In his own submissions, another member of the inner Bar, Mr. Seyi Sowemimo, said the court’s decision runs foul of the spirit of the constitution.

His words: “The court has powers to do it, but I think the power that has been exercised by the court is not in line with the spirit of the constitution which guarantees citizens’ right to liberty. This is a wrong exercise of judicial discretion.

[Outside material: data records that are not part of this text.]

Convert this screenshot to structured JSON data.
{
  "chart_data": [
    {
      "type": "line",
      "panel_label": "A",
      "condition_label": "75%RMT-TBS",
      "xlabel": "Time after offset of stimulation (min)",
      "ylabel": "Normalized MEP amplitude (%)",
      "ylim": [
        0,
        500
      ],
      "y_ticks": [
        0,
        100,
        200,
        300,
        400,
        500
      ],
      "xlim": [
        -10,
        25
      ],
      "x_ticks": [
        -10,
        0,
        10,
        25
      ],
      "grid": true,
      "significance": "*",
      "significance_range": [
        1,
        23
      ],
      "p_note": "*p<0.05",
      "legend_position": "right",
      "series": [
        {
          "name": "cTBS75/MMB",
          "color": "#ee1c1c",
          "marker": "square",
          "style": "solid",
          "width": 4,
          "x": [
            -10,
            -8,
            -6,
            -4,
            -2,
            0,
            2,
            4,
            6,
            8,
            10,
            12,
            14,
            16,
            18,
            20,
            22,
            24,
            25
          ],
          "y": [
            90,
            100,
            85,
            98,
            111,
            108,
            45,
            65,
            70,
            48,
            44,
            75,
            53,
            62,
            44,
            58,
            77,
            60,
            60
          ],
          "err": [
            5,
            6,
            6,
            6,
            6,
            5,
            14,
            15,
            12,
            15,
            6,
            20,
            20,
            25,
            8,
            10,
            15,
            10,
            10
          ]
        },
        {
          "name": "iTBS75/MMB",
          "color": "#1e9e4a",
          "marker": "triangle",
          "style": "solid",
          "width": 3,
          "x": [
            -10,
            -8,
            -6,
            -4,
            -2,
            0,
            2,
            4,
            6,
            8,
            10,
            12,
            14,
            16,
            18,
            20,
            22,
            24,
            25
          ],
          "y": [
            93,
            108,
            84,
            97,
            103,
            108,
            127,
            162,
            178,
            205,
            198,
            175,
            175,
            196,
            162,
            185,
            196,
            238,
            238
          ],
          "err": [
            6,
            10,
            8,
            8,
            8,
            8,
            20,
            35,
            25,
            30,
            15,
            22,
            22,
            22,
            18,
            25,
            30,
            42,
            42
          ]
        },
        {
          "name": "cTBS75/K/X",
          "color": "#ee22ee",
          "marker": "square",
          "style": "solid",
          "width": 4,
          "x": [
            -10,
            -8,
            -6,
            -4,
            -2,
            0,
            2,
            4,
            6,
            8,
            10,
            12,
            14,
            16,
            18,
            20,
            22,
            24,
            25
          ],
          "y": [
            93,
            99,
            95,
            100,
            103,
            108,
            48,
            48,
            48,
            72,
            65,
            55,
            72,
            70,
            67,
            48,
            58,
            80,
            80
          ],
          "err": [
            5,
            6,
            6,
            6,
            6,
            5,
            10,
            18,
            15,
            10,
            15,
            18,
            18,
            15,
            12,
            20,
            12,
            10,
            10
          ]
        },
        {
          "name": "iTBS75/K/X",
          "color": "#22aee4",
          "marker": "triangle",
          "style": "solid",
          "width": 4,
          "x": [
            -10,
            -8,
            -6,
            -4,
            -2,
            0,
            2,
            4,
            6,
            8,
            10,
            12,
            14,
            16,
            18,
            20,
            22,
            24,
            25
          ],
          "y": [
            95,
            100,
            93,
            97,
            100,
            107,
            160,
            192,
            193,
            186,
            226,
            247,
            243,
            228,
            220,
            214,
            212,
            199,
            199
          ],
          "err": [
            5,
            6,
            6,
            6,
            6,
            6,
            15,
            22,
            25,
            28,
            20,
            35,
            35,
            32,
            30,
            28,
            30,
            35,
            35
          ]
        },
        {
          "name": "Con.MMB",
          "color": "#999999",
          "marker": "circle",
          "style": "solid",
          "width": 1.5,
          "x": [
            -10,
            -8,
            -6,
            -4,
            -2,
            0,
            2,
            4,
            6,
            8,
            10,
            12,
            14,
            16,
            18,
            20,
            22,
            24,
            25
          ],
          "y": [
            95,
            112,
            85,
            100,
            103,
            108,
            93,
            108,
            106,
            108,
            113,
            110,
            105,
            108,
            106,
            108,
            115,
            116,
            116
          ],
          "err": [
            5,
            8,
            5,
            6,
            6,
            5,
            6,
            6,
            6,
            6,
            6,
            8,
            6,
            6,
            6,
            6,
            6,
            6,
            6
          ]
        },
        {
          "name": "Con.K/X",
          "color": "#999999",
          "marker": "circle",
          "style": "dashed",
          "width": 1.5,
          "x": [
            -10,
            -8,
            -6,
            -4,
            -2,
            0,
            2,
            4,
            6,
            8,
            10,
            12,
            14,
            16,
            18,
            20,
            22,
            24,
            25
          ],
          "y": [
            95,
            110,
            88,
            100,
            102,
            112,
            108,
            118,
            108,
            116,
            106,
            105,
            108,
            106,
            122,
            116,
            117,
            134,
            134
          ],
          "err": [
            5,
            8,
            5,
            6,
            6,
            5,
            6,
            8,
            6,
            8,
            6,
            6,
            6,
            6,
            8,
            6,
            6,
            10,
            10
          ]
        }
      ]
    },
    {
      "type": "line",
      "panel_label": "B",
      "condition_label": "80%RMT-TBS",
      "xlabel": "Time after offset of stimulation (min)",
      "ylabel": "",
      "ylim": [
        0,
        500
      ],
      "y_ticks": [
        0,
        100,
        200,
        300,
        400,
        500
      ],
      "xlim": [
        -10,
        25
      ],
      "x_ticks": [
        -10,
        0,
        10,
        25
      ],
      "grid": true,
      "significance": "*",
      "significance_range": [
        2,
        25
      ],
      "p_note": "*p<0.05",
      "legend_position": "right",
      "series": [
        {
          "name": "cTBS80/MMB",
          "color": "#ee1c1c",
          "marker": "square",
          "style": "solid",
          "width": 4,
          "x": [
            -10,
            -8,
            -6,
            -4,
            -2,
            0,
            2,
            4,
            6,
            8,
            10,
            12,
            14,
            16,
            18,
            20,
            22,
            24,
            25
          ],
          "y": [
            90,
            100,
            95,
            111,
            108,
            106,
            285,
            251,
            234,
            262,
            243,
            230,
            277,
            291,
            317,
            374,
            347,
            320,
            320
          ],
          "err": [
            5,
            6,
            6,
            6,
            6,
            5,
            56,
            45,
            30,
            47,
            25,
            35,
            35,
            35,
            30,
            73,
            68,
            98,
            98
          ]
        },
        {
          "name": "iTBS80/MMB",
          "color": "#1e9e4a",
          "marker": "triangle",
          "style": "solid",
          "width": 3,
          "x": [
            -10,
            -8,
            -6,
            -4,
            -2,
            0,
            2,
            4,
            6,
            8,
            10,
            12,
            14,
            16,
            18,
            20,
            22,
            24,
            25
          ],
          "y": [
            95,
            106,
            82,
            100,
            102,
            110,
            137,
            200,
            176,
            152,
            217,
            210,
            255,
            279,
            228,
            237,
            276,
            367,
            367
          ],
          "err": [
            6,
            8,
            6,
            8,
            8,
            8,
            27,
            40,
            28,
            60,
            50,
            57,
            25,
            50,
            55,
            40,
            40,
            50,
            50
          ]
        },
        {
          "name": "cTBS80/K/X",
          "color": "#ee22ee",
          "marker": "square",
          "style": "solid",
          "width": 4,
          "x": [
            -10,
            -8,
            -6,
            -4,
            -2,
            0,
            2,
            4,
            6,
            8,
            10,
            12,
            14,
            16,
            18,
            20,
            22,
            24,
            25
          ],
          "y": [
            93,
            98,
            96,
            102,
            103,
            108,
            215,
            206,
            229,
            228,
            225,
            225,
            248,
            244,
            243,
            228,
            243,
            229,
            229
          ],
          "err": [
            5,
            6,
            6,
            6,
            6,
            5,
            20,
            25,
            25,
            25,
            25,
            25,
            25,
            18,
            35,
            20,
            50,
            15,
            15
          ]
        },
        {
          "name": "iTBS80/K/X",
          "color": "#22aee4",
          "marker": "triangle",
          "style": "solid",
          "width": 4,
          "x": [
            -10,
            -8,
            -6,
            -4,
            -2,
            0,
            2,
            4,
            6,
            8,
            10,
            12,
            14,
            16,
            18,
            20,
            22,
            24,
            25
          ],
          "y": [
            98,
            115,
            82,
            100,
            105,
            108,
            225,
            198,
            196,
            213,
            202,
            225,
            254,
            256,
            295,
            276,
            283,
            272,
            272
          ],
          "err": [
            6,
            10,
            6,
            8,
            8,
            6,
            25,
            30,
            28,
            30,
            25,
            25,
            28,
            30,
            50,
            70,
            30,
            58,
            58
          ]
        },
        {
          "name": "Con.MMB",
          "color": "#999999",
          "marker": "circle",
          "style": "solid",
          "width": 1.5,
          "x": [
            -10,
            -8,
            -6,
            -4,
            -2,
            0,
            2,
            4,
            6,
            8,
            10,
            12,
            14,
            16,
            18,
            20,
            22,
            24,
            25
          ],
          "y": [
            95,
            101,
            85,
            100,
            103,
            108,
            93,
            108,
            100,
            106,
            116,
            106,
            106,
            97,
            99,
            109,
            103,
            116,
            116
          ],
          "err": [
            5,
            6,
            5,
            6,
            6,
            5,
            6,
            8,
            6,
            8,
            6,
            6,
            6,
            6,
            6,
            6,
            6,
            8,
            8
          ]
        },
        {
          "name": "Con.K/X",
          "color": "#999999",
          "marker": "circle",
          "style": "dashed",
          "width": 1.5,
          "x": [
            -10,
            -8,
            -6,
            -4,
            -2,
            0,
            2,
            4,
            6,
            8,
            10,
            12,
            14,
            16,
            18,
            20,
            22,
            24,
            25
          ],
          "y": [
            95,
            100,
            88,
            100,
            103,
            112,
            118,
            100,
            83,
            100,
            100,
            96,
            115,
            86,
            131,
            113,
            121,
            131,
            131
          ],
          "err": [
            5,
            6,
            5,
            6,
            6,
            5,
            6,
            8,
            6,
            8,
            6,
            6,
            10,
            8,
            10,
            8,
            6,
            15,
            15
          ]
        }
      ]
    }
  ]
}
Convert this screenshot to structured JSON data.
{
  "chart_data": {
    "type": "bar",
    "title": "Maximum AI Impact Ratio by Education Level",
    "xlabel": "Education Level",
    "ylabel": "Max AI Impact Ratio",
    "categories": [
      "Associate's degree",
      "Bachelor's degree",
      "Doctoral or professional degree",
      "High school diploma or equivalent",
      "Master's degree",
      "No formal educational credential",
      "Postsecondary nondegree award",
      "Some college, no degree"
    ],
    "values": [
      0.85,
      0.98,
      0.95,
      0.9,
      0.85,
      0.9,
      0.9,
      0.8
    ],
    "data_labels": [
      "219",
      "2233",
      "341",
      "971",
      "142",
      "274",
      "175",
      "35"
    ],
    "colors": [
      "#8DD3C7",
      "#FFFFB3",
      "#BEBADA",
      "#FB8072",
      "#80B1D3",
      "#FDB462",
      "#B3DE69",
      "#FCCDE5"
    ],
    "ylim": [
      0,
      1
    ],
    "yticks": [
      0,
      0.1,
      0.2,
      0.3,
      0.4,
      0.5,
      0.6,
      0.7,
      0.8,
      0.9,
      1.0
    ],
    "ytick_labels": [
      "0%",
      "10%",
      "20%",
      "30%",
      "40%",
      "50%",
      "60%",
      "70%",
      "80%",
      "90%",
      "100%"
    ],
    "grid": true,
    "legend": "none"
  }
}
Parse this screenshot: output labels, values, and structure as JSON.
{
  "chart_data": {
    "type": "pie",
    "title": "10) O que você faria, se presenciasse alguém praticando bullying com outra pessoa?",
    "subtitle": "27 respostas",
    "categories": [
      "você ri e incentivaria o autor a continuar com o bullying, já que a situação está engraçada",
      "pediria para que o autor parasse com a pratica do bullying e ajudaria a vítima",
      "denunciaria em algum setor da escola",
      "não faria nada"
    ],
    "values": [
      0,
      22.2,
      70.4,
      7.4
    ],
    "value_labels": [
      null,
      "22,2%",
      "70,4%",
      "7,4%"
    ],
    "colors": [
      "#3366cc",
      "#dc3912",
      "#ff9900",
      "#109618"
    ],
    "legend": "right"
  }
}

“I think the court should have ordinarily allowed Sowore out on bail and the Department of State Services (DSS) can continue with whatever investigation it wants to do. Conditions can be attached to the bail, which will for instance, forbids the man from engaging in any protest and things like that.

“It’s like the DSS want to perpetually keep the man in their custody with its action and the court should not be part and parcel of that. I think if Sowore’s lawyer is not happy with what has happened, an appeal can be lodged against the court’s decision.”

On his part, Dr. Biodun Layonu (SAN), faulted the approach adopted by the DSS to secure the order.

He said: “By the time you are detaining somebody beyond the constitutionally allowed period, it must not be through an ex-parte application.

“The man ought to have been represented in court, so that he would see what evidence is being presented by the DSS to back up its request. The action of the DSS amounts to an infringement on Sowore’s constitutionally guaranteed right to freedom.

“To me, a judge also has discretion in a matter like this to ask the DSS to present whatever evidence it has against Sowore to justify the request to keep him custody for certain number of days.”

A former Vice-President of the Nigerian Bar Association (NBA), Mr. Monday Ubani, said it is wrong for the DSS to seek Sowore’s continuous detention, when it has not provided any evidence to sustain the allegations against him.

His words: “Sowore’s lawyer should bring an application to set aside the detention order. The constitution only allows maximum of 48 hours to keep anyone in detention.

“The proper thing to do by any law enforcement agency with anyone accused of committing any crime is to ensure that it finishes with investigation before clamping the accused person into detention.

“Detention is the final aspect of investigation which we see in other climes but here somebody will first be arrested before we begin to look for evidence. I don’t think that should be allowed.

“If the DSS is saying the man has committed treasonable felony, evidence of such offence must be placed before the court. It is wrong to ask court to put someone in detention while you are still looking for evidence to prove your case against him.

“I don’t know what evidence has been provided by the DSS before the court granted its request to detain the man beyond the time permitted by law.”

Another lawyer and a former chairman of the Public Interest Lawyers League, Dr. Abdul Mahmud, described the ruling as a clear case of the government, through the DSS, fishing for the law to fit its fictional crime.

He said: “Recall that the government through the IGP had claimed that Sowore attempted a regime change by calling for the days of rage protests that it termed a revolution.

“There’s nothing in sections 1, 2, 3 and 4 of the Terrorism (Prevention) Act 2011 that make the 5th August protests terrorist acts. Absolutely nothing!

“The 5th August protests passed off without the breakdown of law anywhere in the country. Dictatorship is here; Nigerians must fashion ways of dealing with it as they dealt with IBB and Abacha’s dictatorship.”